Dr Fethi Benachenhou au Jeune Indépendant : «Il est nécessaire d’instaurer une discipline alimentaire»
Le ramadhan doit être un mois de spiritualité et surtout pas un mois d’orgies alimentaires. C’est ce qu’a déclaré au Jeune Indépendant le Dr Fethi Benachenhou, médecin de santé publique, insistant sur l’impératif d’instaurer une discipline alimentaire.
A l’arrivée du mois sacré de ramadhan, et souvent même bien avant, on a tendance à se focaliser beaucoup plus sur l’alimentation, les soirées entre amis dans les cafés le soir, les sorties familiales. C’est la raison pour laquelle le Dr Fethi Benachenhou, médecin de santé publique, a insisté, dans sa déclaration au Jeune Indépendant, sur les dangers de la déviation du sens initial du mois sacré de ramadhan.
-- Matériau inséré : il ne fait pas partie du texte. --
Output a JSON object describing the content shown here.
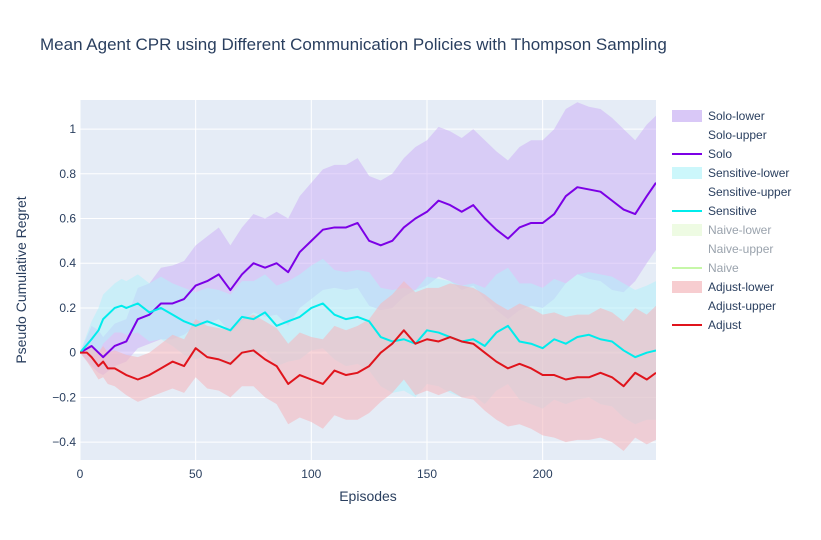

« On associe ce mois à des problèmes alimentaires et ceci est très grave. Ce que l’on observe aujourd’hui, c’est qu’il y a une déviation du sens du ramadhan alors que ce dernier est un mois de spiritualité au sens propre du terme, car il nous permet de nous interroger », a-t-il souligné.
Il a ajouté : « Depuis quelques années, nos sociologues ont fait du ramadhan un branle-bas de combat, comme si l’on se préparait à une guerre, appelant à faire des stocks de viande et de poulet. J’ignore pourquoi on se focalise sur la semoule, l’huile, comme s’il allait y avoir un changement, voire un doublement de la population. C’est justement cette tangente perverse qui fait qu’aujourd’hui, on met le paquet sur le côté corporel ».
Le Dr Benachenhou a par ailleurs évoqué la nécessité de prendre en charge certaines maladies chroniques, en particulier le diabète. « La prise en charge de ces maladies est liée à l’éducation sanitaire permanente, à savoir expliquer ce qu’est un médicament (pourquoi le prendre, la durée d’action), surtout pour les malades qui souffrent d’hypertension artérielle, vu qu’il y a un traitement spécifique pour une durée d’action variable pour chaque traitement, et ce dans le but de ne pas laisser le corps libre, sans traitement pendant la durée du jeûne ».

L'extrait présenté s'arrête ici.